Ironically, Bush's "Joint Doctrine for Nuclear Operations" accepts Ellsberg's Cold War analysis that deterrence will not work when your enemy sees you arming for a first strike. According to the Arms Control Association, "The new doctrine appears to be precipitated by anticipation among military planners that deterrence will fail and U.S. nuclear weapons will be used in a conflict sooner or later." In other words, maintaining peace through deterrence is no longer our official goal; instead, we will wage aggressive wars, including nuclear wars, on the political basis of deterrence.

The Bush doctrine identifies two basic scenarios that would permit nuclear aggression by the United States: (1) an adversary "intends" to use weapons of mass destruction, as determined by the president or a field commander; (2) a demonstration of U.S. intent and capability to use nuclear weapons is deemed necessary to deter adversaries. Suddenly, just like in Lurie's movie, deterrence is synonymous with preventive attack. Ellsberg points out that now that the Soviet threat is vastly diminished, the American public is much more inclined to accept the first-strike use of nuclear and other weapons of mass destruction by the United States, since it is unlikely that the practically defenseless countries we typically bomb can retaliate.
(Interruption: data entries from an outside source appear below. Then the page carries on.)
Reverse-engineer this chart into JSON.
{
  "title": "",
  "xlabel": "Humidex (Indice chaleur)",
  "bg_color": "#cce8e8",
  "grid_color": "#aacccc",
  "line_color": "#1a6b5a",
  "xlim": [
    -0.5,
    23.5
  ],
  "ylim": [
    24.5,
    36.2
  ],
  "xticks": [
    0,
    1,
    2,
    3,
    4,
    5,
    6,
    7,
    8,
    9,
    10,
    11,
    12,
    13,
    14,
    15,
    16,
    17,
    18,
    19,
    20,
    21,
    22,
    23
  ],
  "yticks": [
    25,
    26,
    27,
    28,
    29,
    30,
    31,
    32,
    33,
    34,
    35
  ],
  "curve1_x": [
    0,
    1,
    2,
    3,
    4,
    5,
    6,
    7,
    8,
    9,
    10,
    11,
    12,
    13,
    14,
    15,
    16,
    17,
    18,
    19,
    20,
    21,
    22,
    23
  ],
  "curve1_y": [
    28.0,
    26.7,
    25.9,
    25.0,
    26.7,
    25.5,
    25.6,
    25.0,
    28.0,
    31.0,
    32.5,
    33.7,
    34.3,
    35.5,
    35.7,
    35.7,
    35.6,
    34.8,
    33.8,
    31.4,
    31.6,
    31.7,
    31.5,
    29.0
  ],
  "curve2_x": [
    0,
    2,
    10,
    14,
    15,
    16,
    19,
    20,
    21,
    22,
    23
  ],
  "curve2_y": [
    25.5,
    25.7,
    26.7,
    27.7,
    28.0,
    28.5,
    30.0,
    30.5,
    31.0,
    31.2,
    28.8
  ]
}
The Congressional Research Service reports, "[T]he possible preemptive use of nuclear weapons against nations or groups that are not necessarily armed with their own nuclear weapons [is] a striking change in U.S. national security policy, with the United States possibly contemplating nuclear use early or at the start of a conflict, rather than in response to actions taken by an adversary."

In addition to China and Russia (if it re-emerges as a superpower), North Korea, Syria and Iran are our prime targets. It is not hard to imagine Bush adding Venezuela to the hit list. "Not only would these nations receive no security benefit from the absence of nuclear weapons in their arsenals, they might also conclude that they could only deter a U.S. attack if they were to acquire their own nuclear weapons."
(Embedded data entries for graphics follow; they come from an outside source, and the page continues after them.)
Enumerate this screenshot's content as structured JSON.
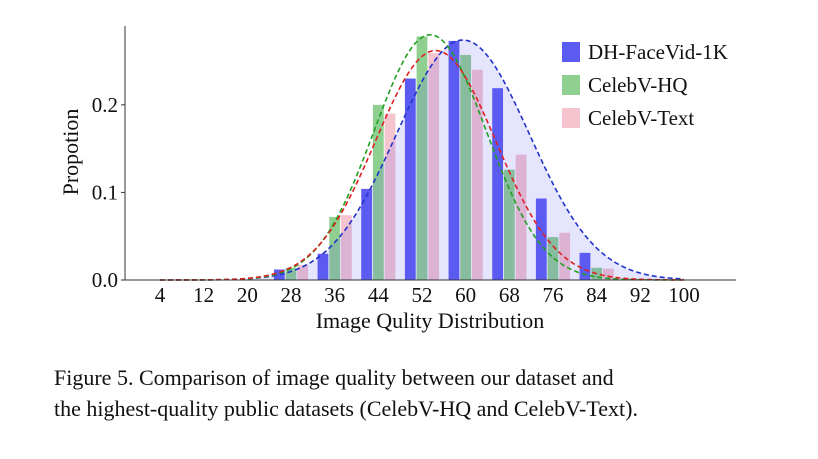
{
  "caption": {
    "line1": "Figure 5.  Comparison of image quality between our dataset and",
    "line2": "the highest-quality public datasets (CelebV-HQ and CelebV-Text)."
  },
  "chart_data": {
    "type": "bar",
    "xlabel": "Image Qulity Distribution",
    "ylabel": "Propotion",
    "x_ticks": [
      4,
      12,
      20,
      28,
      36,
      44,
      52,
      60,
      68,
      76,
      84,
      92,
      100
    ],
    "y_ticks": [
      "0.0",
      "0.1",
      "0.2"
    ],
    "xlim": [
      0,
      105
    ],
    "ylim": [
      0,
      0.29
    ],
    "grid": false,
    "legend_position": "top-right",
    "series": [
      {
        "name": "DH-FaceVid-1K",
        "color": "#5b5bf2",
        "curve_color": "#2233cc",
        "bins": [
          28,
          36,
          44,
          52,
          60,
          68,
          76,
          84
        ],
        "values": [
          0.012,
          0.03,
          0.104,
          0.23,
          0.273,
          0.219,
          0.093,
          0.031
        ],
        "curve": {
          "mean": 59.5,
          "sd": 12.2,
          "peak": 0.274
        }
      },
      {
        "name": "CelebV-HQ",
        "color": "#8fcf8f",
        "curve_color": "#22a022",
        "bins": [
          28,
          36,
          44,
          52,
          60,
          68,
          76,
          84
        ],
        "values": [
          0.014,
          0.072,
          0.2,
          0.278,
          0.257,
          0.126,
          0.049,
          0.014
        ],
        "curve": {
          "mean": 53.5,
          "sd": 10.3,
          "peak": 0.28
        }
      },
      {
        "name": "CelebV-Text",
        "color": "#f6c4cf",
        "curve_color": "#dd2222",
        "bins": [
          28,
          36,
          44,
          52,
          60,
          68,
          76,
          84
        ],
        "values": [
          0.017,
          0.074,
          0.19,
          0.259,
          0.24,
          0.143,
          0.054,
          0.013
        ],
        "curve": {
          "mean": 54.5,
          "sd": 11.0,
          "peak": 0.262
        }
      }
    ]
  }
}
Disinterested in nuclear disarmament and peace, Bush abrogated several decades worth of nonproliferation treaties and policies in his first term. Recently, in an act that is widely viewed as incompetent, even insane, he overtly sided with nuclear India against nuclear Pakistan and nuclear China—throwing kerosene into the fire of the nuclear arms race.

Our United Nations ambassador John Bolton recently told a meeting of the American-Israel Public Affairs Committee that the United States must be prepared to "use all the tools at our disposal to stop the threat that the Iranian regime poses." Vice President Cheney told the same group, "We will not allow Iran to have a nuclear weapon." These remorseless neocons are clearly eager to "deter" Tehran with a hydrogen bomb. On the other hand, nuking Iran, which is not even close to building one atom bomb, would be a profoundly irrational act that would focus the righteous hatred of the world's people upon America.

Leaders of emerging industrial markets in the Third World could employ game theories, too, to figure out the best way to respond to the belligerence of the United States. The most well-known games are zero sum games, in which the winner takes all. For example, Bush is playing a zero sum game in which the fate of the world seems to count as nothing against the short-term profits of Halliburton, Exxon, AT&T, Citicorp and the Carlyle Group.

In more rational games, though, winners are rewarded for cooperating with each other and committing altruistic acts. In fact, the successes of natural selection in biology and socioeconomic cooperation between humans can be modeled by game and probability theories that demonstrate the efficacy of cooperation over competition. In the end, Bush's enemies (who are not the enemies of the American people) will probably be forced to cooperatively arm themselves with nuclear bombs so as to cooperatively deter us from deterring them.

Once we are defanged, anything is possible, even peace.